By Molly Hayden, U.S. Army Garrison-Hawaii Public AffairsApril 17, 2009
WHEELER ARMY AIRFIELD, Hawaii - Middle school students are too young to drive, too young to vote and too young to watch "R" rated movies; yet, these adolescents are not too young to see the issue of drugs or alcohol firsthand.
"I've been offered drugs, but I choose not to use them," said eighth grade student Duncan Purnell. "We know they are out there, and our goal is to help other kids who may be tempted to use."
Purnell and more than 250 students from Wheeler Middle School participated in a walk to raise awareness and proclaim a drug-free lifestyle, here, April 8.
The students marched approximately four miles through Wheeler Army Airfield and Schofield Barracks, carrying signs, waving at passing cars and chanting words of hope.
"We are walking to raise awareness," said eighth grade student Kayla Zittle.
"Drugs are here, and they always will be," explained Purnell. "Our main goal is to connect drug-free kids with those who do drugs in hopes of helping them stop."
For eighth grader Sammie Wilcox, the story of drugs hits home.
"I live with my aunt and uncle because my parents do drugs," said Wilcox. "I see what it has done to them and how it affected their life and mine.
"I want a better life for myself," added Wilcox.
Members of the Wheeler Middle School Peer Awareness Club spend numerous hours a week conducting activities to promote healthy alternative activities to drug and alcohol use, most recently organizing the 2nd Annual Drug and Alcohol Free Walk in support of Alcohol Awareness Month and Month of the Military Child.
"The goal of the group is to create strong leaders to help reduce the use of substances," said counselor Ed Millet, Adolescent Substance Abuse Counseling Service. "And with strong leaders comes the ability for them to help guide their peers on the right path."
Military police and many volunteer Soldiers from the 3rd Brigade, 25th Aviation Brigade escorted students on the walk.
"This is a great way to boost morale and give (students) ideas on how to handle situations where drugs may be presented to them," said Pfc.
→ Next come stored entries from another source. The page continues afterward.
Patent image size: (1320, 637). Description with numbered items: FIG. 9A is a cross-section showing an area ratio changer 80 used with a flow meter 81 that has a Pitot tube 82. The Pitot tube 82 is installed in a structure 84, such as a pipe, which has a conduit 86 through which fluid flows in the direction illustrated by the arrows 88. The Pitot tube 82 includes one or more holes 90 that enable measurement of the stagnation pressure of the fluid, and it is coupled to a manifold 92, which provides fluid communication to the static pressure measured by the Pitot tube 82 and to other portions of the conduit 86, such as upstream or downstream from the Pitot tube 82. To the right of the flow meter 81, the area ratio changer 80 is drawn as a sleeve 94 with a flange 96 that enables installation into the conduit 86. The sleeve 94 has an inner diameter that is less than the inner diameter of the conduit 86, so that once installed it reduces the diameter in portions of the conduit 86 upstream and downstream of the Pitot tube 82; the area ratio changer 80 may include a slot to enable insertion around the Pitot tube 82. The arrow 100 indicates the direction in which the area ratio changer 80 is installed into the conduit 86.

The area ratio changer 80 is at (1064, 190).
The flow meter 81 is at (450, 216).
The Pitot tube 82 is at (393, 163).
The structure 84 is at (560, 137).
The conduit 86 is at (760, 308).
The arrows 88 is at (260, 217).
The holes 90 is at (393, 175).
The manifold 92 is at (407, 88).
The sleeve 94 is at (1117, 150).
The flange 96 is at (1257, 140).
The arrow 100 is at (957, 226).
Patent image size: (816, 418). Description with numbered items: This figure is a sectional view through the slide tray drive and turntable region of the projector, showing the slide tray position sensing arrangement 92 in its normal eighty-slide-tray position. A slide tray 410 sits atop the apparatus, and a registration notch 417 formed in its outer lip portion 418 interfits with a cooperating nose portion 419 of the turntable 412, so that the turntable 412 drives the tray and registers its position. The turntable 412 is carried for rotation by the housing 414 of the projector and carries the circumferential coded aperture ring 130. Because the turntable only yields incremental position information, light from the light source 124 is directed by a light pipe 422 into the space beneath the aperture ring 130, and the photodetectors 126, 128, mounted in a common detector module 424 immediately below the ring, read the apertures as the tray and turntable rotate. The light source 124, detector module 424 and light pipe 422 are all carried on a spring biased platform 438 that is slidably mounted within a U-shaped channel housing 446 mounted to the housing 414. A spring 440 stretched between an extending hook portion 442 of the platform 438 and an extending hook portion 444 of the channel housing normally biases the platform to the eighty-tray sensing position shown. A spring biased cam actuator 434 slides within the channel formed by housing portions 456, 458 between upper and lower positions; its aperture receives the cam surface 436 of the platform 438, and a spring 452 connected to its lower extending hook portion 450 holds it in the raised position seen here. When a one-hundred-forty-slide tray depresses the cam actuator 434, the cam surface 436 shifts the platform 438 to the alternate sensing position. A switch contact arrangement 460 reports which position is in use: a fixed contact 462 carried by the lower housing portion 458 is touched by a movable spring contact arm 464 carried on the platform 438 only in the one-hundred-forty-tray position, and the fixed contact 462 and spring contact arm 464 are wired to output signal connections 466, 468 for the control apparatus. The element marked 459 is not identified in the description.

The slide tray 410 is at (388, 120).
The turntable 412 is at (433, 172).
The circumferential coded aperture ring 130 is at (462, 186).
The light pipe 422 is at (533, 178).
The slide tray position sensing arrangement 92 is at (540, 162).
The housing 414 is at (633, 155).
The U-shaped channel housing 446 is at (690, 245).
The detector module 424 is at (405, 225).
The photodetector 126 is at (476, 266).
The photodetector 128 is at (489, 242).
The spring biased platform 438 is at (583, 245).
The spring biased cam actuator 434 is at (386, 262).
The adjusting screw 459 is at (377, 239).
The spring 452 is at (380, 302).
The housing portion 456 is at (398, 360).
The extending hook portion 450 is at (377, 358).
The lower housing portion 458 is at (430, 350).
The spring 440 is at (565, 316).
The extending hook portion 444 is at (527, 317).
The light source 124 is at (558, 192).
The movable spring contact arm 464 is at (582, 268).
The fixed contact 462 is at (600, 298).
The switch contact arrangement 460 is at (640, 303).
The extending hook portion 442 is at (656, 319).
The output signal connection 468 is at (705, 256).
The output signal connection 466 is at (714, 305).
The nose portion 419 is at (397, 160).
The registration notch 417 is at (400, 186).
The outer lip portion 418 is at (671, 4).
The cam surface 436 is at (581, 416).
Amanda Wong, 13th Military Police Detachment. "It's good for the Soldiers and students to work together on this issue."
The students stopped briefly at Sills Field, placing lei on the memorial statues to recognize the sacrifices Soldiers and family members have made, and then began the trek back to school.
"We are all part of the military, and some of us may continue that path," said Purnell. "Being drug-free now is important for our future."